We went on one of our excursions today. Actually, this was a "do over" of a previous excursion, because we really screwed up the first time around. We were looking for the ruins of Sasco, and despite internet resources aplenty we missed it by a good 20 miles or so the first time around. The "roads" we were driving the first time were more like ideas of general direction which didn't have quite so many plants as the other bits of the desert. (I don't care what the "Ironwood Forest National Monument" signs said. That's a friggin' desert. It's a "forest" like I've got hair on my head. Sparse, short, and depressed in its singular loneliness.)

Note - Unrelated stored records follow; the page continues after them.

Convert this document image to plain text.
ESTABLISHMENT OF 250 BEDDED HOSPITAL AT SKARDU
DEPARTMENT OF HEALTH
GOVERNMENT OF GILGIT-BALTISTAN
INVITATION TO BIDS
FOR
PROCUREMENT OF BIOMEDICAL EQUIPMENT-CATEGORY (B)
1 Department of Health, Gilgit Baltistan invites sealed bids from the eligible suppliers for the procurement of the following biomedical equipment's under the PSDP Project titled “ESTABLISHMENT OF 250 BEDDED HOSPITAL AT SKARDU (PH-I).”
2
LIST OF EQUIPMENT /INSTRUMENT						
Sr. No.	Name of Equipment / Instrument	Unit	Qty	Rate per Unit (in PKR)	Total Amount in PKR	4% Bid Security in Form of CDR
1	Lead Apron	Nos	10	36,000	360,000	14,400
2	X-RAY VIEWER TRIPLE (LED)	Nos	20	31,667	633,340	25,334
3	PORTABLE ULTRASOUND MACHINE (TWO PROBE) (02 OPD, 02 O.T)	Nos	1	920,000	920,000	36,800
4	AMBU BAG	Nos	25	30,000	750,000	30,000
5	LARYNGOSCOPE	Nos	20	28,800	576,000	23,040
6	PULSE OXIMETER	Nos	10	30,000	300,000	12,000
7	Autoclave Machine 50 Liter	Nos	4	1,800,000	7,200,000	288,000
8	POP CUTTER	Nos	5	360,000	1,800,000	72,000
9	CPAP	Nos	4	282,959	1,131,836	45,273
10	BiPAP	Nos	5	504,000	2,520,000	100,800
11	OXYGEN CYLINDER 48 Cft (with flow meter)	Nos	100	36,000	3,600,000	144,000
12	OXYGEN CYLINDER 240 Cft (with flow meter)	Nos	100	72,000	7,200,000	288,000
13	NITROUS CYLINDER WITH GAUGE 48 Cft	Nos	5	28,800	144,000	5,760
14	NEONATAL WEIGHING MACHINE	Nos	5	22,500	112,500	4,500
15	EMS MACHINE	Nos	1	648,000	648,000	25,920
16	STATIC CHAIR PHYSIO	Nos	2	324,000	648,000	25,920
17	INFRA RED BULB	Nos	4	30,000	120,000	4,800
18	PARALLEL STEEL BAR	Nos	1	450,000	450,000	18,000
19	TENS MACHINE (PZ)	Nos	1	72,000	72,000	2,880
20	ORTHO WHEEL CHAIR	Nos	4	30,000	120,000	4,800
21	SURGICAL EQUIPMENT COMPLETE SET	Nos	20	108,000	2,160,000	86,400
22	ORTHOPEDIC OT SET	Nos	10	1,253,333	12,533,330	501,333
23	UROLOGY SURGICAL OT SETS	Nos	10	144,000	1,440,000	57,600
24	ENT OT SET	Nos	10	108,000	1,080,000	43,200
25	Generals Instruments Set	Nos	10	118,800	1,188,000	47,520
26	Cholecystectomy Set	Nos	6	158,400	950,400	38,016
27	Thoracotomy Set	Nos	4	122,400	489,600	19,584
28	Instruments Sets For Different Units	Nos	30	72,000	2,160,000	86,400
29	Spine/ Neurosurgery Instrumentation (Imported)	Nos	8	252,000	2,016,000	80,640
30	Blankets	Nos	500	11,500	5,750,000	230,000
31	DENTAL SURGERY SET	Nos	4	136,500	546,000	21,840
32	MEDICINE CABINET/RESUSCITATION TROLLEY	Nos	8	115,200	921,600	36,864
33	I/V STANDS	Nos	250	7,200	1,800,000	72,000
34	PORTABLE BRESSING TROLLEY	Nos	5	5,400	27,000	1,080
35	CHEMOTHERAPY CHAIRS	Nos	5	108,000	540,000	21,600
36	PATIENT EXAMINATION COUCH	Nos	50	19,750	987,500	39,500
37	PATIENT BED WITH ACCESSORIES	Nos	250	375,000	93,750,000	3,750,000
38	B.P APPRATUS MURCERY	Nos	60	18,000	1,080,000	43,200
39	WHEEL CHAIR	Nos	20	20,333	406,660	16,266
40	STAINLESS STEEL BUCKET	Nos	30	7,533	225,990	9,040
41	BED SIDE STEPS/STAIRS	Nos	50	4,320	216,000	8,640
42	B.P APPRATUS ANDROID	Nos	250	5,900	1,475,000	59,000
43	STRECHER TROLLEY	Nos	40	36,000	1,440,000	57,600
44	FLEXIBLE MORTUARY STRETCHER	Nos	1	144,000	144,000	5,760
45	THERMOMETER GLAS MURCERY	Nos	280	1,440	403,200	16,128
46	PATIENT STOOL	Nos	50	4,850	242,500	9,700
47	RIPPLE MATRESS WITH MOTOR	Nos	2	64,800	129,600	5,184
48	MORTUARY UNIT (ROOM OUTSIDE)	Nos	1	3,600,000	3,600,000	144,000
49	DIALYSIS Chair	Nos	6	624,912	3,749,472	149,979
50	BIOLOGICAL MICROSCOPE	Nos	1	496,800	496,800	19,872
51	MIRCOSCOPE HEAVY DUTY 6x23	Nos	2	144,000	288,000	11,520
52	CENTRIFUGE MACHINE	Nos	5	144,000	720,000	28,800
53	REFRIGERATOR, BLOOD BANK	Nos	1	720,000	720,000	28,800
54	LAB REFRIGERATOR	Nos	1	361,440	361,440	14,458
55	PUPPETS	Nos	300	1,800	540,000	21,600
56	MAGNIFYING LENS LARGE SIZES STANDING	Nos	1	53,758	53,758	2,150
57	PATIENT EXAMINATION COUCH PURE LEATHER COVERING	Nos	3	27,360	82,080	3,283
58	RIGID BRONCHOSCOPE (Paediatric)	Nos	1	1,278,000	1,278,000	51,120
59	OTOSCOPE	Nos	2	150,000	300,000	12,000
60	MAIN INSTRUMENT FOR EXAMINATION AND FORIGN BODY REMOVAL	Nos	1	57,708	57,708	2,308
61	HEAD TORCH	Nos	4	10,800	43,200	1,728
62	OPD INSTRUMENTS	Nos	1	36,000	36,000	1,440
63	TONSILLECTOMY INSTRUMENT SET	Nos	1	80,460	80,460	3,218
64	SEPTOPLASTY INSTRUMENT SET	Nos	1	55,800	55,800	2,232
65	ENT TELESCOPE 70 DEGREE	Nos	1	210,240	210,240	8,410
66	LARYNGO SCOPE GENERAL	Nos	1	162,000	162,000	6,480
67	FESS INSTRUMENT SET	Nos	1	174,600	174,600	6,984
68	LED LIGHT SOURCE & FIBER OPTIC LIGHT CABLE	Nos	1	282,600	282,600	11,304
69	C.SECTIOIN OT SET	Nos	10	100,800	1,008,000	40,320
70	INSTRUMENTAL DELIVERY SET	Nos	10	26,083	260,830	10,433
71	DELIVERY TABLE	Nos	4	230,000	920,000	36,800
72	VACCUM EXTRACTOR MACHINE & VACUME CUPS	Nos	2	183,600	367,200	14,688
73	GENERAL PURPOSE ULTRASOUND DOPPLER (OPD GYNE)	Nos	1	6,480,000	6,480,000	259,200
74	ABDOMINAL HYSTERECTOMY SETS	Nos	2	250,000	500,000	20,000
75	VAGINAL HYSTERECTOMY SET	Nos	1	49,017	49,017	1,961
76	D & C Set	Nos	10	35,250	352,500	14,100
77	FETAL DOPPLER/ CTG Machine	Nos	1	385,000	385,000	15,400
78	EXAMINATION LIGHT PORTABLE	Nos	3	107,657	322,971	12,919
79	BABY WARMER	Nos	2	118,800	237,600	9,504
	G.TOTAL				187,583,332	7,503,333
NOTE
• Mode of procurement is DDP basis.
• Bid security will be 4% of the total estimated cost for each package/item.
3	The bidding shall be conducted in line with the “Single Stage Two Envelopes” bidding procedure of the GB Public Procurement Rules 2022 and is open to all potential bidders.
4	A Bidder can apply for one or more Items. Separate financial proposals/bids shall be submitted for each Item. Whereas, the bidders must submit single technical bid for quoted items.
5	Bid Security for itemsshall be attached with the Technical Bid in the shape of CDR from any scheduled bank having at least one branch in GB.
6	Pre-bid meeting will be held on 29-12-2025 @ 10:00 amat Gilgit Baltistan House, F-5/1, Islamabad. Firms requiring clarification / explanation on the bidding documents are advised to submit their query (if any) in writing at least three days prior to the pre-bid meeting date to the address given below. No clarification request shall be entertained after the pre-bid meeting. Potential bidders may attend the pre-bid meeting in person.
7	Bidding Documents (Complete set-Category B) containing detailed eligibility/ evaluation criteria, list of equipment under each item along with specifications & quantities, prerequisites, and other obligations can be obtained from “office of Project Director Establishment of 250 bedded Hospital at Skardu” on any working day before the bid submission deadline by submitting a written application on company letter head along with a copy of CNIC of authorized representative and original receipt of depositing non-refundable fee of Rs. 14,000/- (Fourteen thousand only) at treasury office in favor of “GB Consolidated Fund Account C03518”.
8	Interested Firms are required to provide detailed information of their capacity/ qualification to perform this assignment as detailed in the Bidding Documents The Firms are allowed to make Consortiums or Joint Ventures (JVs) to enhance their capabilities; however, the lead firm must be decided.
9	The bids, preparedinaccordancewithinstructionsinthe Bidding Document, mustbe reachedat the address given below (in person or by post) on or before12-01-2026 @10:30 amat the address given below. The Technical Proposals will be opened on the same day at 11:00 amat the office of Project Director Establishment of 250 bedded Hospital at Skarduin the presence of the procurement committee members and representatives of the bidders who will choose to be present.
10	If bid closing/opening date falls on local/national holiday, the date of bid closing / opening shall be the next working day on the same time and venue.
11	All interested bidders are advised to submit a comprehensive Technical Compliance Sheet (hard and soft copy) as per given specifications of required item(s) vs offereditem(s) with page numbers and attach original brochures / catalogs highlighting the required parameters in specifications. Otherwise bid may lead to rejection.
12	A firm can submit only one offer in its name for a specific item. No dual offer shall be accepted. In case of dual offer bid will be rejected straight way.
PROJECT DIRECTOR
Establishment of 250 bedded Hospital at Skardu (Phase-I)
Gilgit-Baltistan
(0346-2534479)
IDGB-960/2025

Today was different, in that we looked at one of them there newfangled things called a "map". Perhaps you've heard of it? It's a cartographic dream! Thanks to the map, we found Sasco with no difficulty whatsoever. The ruins are in relatively good shape. The cemetery had a headstone with a date as recent as 2006, which took some of the mystique out of the whole thing. A cemetery for a ghost town shouldn't have anything more recent than the early 1900s to be chill-worthy. Most of the markers had no names or dates. They were apparently somewhat mass-produced, in a homemade sense. Concrete crosses formed in a mold, and placed at the heads of the graves. Some were original, though, so that made up for the recently departed. This particular image is of a nameless tomb that had a nameless cactus take hold and grow in the concrete. The fishhook barrel cactus, though small, was still strong enough to crack open the concrete in search of nutrients and moisture. It found enough of both for a while, but eventually it died as well. Now, an unmarked grave in the desert in a ghost town has only a sun-blackened cactus to distinguish it from the other graves.

Death doesn't fool around in Arizona.

1 comment:

Dzeni said...

Intriguing post. Love your rather ironic turn of phrase. Even though you were writing about death / a graveyard, this post still made me smile.